Jochen: Sicher sind Kategorisierungen alles "Schubladen", aber wenn wir von einem Kreis ausgehen von Schreibenden, die NICHT davon leben (können), sowie Kleinverlage, die mit Ach und Krach überleben, dann haben wir ungefähr einen Kreis von Enthusiasten, die das Ganze tragen - und wichtig sind.

Hermann: Ich denke, der Kreis der Enthusiasten ist gar nicht so klein. Und wird durch die sozialen Netzwerke immer größer.

Ich bin mir bloß nicht immer sicher, ob das grundsätzlich positiv ist…

Jochen: Stimmt. Aber auch das Buchproduzieren ist einfacher geworden durch den Digitaldruck. Zu meiner Zeit mußte ich mindestens 1000 Exemplare herstellen lassen, um auf einen halbwegs realistischen Preis zu kommen, und das kostete dann ca. 4-5000 DM. Heute machst Du 100 Ex. für 400 Euro. Das heißt, jede:r kann heute ein Buch produzieren ohne großen Aufwand.

Hermann: Was ich auch grundsätzlich toll finde. Wenn da halbwegs Herzblut und Qualität hinter steckt.

Hermann: Dafür gibt es sehr tolle Gedichtbände von dir. Schreibst du hauptsächlich Lyrik?

Jochen: Lyrik schreibe ich erst seit ca. 10 Jahren wieder verstärkt. Es fällt mir leichter. Ich habe drei "Sachbücher" geschrieben, und das ist für mich eine Quälerei. Danach war ich immer fix und fertig.

In den 1980er Jahren habe ich weniger geschrieben. Erst als ich meinen Buchladen/Buchvertrieb "AurorA" aufgegeben habe wollte ich mehr journalistisch arbeiten, bzw. Buchrezensionen schreiben, musste aber schnell feststellen, dass es hier "Beziehungen" braucht usw. Eine zeitlang habe ich dann das blog "knobi – der büchernomade" betrieben, aber den gibt es jetzt schon länger nicht mehr. Für Tageszeitungen und Magazine zu schreiben habe ich heute wenig Lust.

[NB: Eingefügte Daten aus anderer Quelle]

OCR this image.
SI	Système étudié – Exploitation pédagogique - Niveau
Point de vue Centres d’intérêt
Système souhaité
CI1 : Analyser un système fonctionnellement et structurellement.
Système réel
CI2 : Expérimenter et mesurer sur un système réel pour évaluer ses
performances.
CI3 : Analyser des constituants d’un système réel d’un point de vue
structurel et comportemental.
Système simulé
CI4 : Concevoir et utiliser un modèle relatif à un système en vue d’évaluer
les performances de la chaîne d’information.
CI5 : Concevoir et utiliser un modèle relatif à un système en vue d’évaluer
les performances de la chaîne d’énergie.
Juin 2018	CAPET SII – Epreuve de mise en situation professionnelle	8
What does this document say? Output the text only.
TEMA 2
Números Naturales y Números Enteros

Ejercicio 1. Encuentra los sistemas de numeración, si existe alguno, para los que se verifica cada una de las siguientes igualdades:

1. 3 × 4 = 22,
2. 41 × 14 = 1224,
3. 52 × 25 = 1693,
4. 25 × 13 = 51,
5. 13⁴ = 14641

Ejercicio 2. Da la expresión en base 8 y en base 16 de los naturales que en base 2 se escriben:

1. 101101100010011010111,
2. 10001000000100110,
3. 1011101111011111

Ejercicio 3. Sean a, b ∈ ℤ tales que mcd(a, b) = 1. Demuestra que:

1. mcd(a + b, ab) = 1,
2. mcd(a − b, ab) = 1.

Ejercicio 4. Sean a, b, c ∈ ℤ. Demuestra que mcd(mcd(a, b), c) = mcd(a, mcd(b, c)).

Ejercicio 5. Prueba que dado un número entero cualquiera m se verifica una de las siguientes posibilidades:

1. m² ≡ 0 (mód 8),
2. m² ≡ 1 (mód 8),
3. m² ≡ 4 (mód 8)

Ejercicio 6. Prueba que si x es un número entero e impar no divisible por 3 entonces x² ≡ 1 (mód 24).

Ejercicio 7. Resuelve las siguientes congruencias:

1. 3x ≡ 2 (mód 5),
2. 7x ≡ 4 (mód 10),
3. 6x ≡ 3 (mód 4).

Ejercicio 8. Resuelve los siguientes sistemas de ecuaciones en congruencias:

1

Hermann: Hast du Kontakt zu anderen Poet:innen? Wie ist dein Eindruck?

Jochen: Von den meisten Kolleg:innen bin ich eher fasziniert als von so manchen "großen" Dichtern bzw. Lyrikern. Ich kenne so einige persönlich. Hier in Berlin besonders die Aktivisten (anders kann man das nicht sagen) der Prenzlauer Berg Connection, wie Bert Papenfuß, Kai Pohl usw. aber auch andere. Ich sehe mich ja auch eher als ein Buch-Propagandist. Ich möchte, dass die Leute lesen, deshalb schreibe ich Rezensionen. Aber auch immer nur über Bücher, die mich selbst interessieren, und von denen ich möchte, dass auch andere sie lesen. Mein Eindruck: Die Szene hier in Berlin ist sehr aktiv. Es gibt zahlreiche Orte, an denen Lesungen stattfinden können und die Prenzlauer Berg-Connection hat gerade jetzt mal wieder ein kleines Festival am Laufen mit Dutzende von Autor:innen / Lyriker:innen. Hier läuft viel über Kneipenbekanntschaften. Und die Ostberliner waren auch sehr mit dem musikalischen Underground der DDR verbandelt. Und die Zeitschriftenprojekte der Ost-Berliner (wie etwa "Abwärts" oder "Drecksack") sind auch offen für alle andere. Alles in allem hier eine spannende und sehr Aktive Szene.

Aber viel stärker bin ich ja seit rund 50 Jahren in der Anarcho-Szene verwurzelt, aber da ist halt alles etwas anders, selbst mit den Verbindungen zu anarchistischen Dichtern wie Erich Mühsam, John Henry Mackay oder den noch lebnden Lyriker Ralf Burnicki.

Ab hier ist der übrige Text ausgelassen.